Ketegangan mulai memuncak ketika fatwa yang seharusnya menjadi pegangan internal Kementerian Agama ini bocor ke publik dan dimuat oleh harian Pelita pada 5 Mei 1981. Publikasi ini memicu reaksi keras dari pemerintah Orde Baru yang saat itu sedang gencar mengkampanyekan Trilogi Kerukunan Beragama.
Menteri Agama saat itu, Alamsyah Ratu Perwiranegara, merasa terpojok dan marah karena menganggap fatwa tersebut dapat mengganggu stabilitas nasional dan persatuan bangsa. Pemerintah berpandangan bahwa menghadiri perayaan agama lain adalah hal lumrah sebagai bentuk penghormatan, selama tidak mengikuti ritual ibadahnya.
Konflik antara pandangan ulama yang ingin menjaga akidah dan pemerintah yang mengutamakan stabilitas nasional ini berujung pada peristiwa dramatis. Buya Hamka, selaku Ketua Umum MUI, memilih bersikap tegas.
Meskipun MUI akhirnya mengeluarkan maklumat untuk menarik peredaran fatwa tersebut demi meredam gejolak masyarakat, Hamka menegaskan bahwa keabsahan fatwa tersebut tidaklah gugur. Sebagai bentuk tanggung jawab moral atas beredarnya fatwa tersebut dan ketidaksepahamannya dengan tekanan pemerintah, Buya Hamka akhirnya memilih untuk mengundurkan diri dari jabatannya pada 19 Mei 1981.

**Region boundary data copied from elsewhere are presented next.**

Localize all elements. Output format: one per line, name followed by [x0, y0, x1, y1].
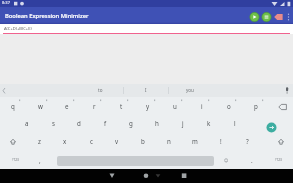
- staticText: o: [227, 102, 231, 110]
- staticText: 8:37: [2, 0, 10, 5]
- staticText: p: [254, 102, 258, 110]
- button[interactable]: ?: [235, 132, 259, 150]
- button[interactable]: [176, 170, 192, 182]
- staticText: to: [98, 87, 103, 93]
- staticText: g: [129, 119, 133, 127]
- button[interactable]: b: [131, 132, 155, 150]
- button[interactable]: [276, 99, 293, 115]
- staticText: d: [77, 119, 81, 127]
- staticText: r: [93, 102, 96, 110]
- staticText: u: [173, 102, 177, 110]
- staticText: h: [155, 119, 159, 127]
- button[interactable]: n: [157, 132, 181, 150]
- button[interactable]: f: [93, 114, 117, 132]
- staticText: t: [120, 102, 123, 110]
- button[interactable]: u: [163, 97, 187, 115]
- button[interactable]: k: [197, 114, 221, 132]
- button[interactable]: z: [27, 132, 51, 150]
- staticText: f: [104, 119, 107, 127]
- button[interactable]: ☺: [214, 151, 238, 169]
- button[interactable]: [272, 11, 284, 23]
- staticText: s: [52, 119, 55, 127]
- button[interactable]: ,: [28, 151, 52, 169]
- button[interactable]: A(C+D)+B(C+E): [0, 24, 293, 34]
- button[interactable]: [261, 11, 272, 23]
- staticText: e: [65, 102, 69, 110]
- button[interactable]: o: [217, 97, 241, 115]
- button[interactable]: [273, 132, 289, 148]
- staticText: ,: [39, 156, 41, 164]
- button[interactable]: j: [171, 114, 195, 132]
- button[interactable]: g: [119, 114, 143, 132]
- button[interactable]: w: [28, 97, 52, 115]
- staticText: c: [90, 137, 93, 145]
- button[interactable]: [5, 132, 21, 148]
- staticText: v: [115, 137, 119, 145]
- button[interactable]: y: [136, 97, 160, 115]
- button[interactable]: s: [41, 114, 65, 132]
- staticText: j: [182, 119, 184, 127]
- button[interactable]: i: [190, 97, 214, 115]
- staticText: .: [251, 156, 253, 164]
- button[interactable]: h: [145, 114, 169, 132]
- staticText: x: [63, 137, 67, 145]
- staticText: y: [146, 102, 150, 110]
- staticText: w: [38, 102, 43, 110]
- staticText: k: [207, 119, 211, 127]
- button[interactable]: [263, 119, 280, 136]
- button[interactable]: v: [105, 132, 129, 150]
- button[interactable]: p: [244, 97, 268, 115]
- button[interactable]: [138, 170, 154, 182]
- staticText: q: [11, 102, 15, 110]
- button[interactable]: [104, 170, 120, 182]
- staticText: ☺: [224, 158, 229, 163]
- staticText: A(C+D)+B(C+E): [4, 26, 32, 32]
- staticText: Boolean Expression Minimizer: [5, 12, 89, 20]
- button[interactable]: ?123: [266, 151, 290, 169]
- button[interactable]: t: [109, 97, 133, 115]
- button[interactable]: I: [126, 84, 166, 96]
- button[interactable]: to: [80, 84, 120, 96]
- staticText: !: [220, 137, 222, 145]
- button[interactable]: ?123: [3, 151, 27, 169]
- button[interactable]: !: [209, 132, 233, 150]
- staticText: i: [201, 102, 203, 110]
- button[interactable]: l: [223, 114, 247, 132]
- staticText: you: [186, 87, 194, 93]
- button[interactable]: r: [82, 97, 106, 115]
- button[interactable]: q: [1, 97, 25, 115]
- staticText: z: [38, 137, 41, 145]
- staticText: l: [234, 119, 236, 127]
- staticText: m: [192, 137, 198, 145]
- button[interactable]: x: [53, 132, 77, 150]
- staticText: a: [25, 119, 29, 127]
- staticText: ?: [246, 137, 249, 145]
- button[interactable]: [249, 11, 260, 23]
- button[interactable]: a: [15, 114, 39, 132]
- button[interactable]: you: [170, 84, 210, 96]
- button[interactable]: e: [55, 97, 79, 115]
- button[interactable]: d: [67, 114, 91, 132]
- staticText: ?123: [275, 158, 282, 162]
- staticText: b: [141, 137, 145, 145]
- button[interactable]: .: [240, 151, 264, 169]
- button[interactable]: [284, 11, 293, 23]
- button[interactable]: c: [79, 132, 103, 150]
- staticText: ?123: [12, 158, 19, 162]
- button[interactable]: m: [183, 132, 207, 150]
- staticText: n: [167, 137, 171, 145]
- staticText: I: [145, 87, 147, 93]
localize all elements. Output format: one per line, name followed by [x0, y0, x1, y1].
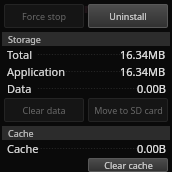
staticText: 16.34MB	[120, 64, 166, 79]
staticText: Clear data	[22, 104, 66, 116]
staticText: Storage	[8, 33, 41, 45]
staticText: LIFE	[97, 0, 135, 13]
button[interactable]: Uninstall	[88, 4, 168, 28]
button[interactable]: Application	[0, 63, 172, 80]
staticText: DROID	[37, 0, 97, 13]
button[interactable]: Move to SD card	[88, 98, 168, 122]
staticText: Application	[7, 64, 65, 79]
staticText: Move to SD card	[94, 104, 163, 116]
button[interactable]: Force stop	[4, 4, 84, 28]
staticText: Cache	[7, 141, 39, 156]
staticText: Data	[7, 81, 32, 96]
staticText: 0.00B	[137, 81, 166, 96]
staticText: Cache	[8, 127, 34, 139]
staticText: 16.34MB	[120, 47, 166, 62]
staticText: Clear cache	[104, 159, 153, 171]
button[interactable]: Total	[0, 46, 172, 63]
staticText: Uninstall	[109, 10, 147, 22]
button[interactable]: Clear cache	[88, 158, 168, 172]
button[interactable]: Cache	[0, 140, 172, 157]
button[interactable]: Data	[0, 80, 172, 97]
button[interactable]: Clear data	[4, 98, 84, 122]
staticText: Force stop	[22, 10, 66, 22]
staticText: 0.00B	[137, 141, 166, 156]
staticText: Total	[7, 47, 32, 62]
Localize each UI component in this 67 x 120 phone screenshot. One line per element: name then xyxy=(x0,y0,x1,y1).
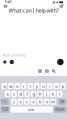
staticText: u xyxy=(42,83,44,89)
button[interactable]: f xyxy=(24,91,30,97)
staticText: h xyxy=(39,91,41,96)
staticText: i xyxy=(49,83,50,89)
staticText: g xyxy=(32,91,34,96)
button[interactable]: s xyxy=(11,91,17,97)
button[interactable]: r xyxy=(21,83,26,89)
button[interactable]: p xyxy=(60,83,66,89)
button[interactable]: o xyxy=(54,83,59,89)
button[interactable]: Delete xyxy=(58,99,66,105)
staticText: w xyxy=(9,83,12,89)
button[interactable]: Tools xyxy=(10,60,14,64)
button[interactable]: w xyxy=(8,83,14,89)
staticText: n xyxy=(46,99,48,104)
button[interactable]: Search xyxy=(52,69,56,73)
button[interactable]: l xyxy=(57,91,62,97)
button[interactable]: g xyxy=(31,91,36,97)
button[interactable]: Return xyxy=(54,106,66,113)
staticText: e xyxy=(16,83,18,89)
button[interactable]: v xyxy=(31,99,36,105)
button[interactable]: Shift xyxy=(1,99,9,105)
button[interactable]: i xyxy=(47,83,52,89)
staticText: ⇧ xyxy=(4,100,6,103)
button[interactable]: Sidebar xyxy=(3,4,8,8)
staticText: r xyxy=(23,83,25,89)
staticText: x xyxy=(20,99,22,104)
staticText: d xyxy=(20,91,22,96)
staticText: a xyxy=(6,91,8,96)
button[interactable]: n xyxy=(44,99,49,105)
button[interactable]: Photos xyxy=(38,69,42,73)
button[interactable]: k xyxy=(50,91,56,97)
button[interactable]: y xyxy=(34,83,40,89)
staticText: p xyxy=(62,83,64,89)
staticText: j xyxy=(46,91,47,96)
button[interactable]: c xyxy=(24,99,30,105)
staticText: c xyxy=(26,99,28,104)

Peristiwa ini menjadi sejarah penting yang menunjukkan dinamika hubungan antara Islam dan negara di Indonesia. Respon masyarakat pun terbelah; ada yang mendukung penuh langkah MUI seperti M. Amin Ely yang khawatir akan pendangkalan akidah siswa di sekolah, namun ada pula yang kontra seperti Abdurrahman Wahid (Gus Dur).
Gus Dur saat itu berpendapat bahwa fatwa tersebut bisa menghambat sikap inklusif dan menyarankan agar energi umat lebih difokuskan pada masalah kemiskinan dan ketidakadilan daripada sekadar isu perayaan seremonial. Sejarah ini mengajarkan bahwa perdebatan mengenai batas toleransi dan akidah bukanlah hal baru, melainkan diskursus panjang yang terus mewarnai kehidupan beragama di Indonesia.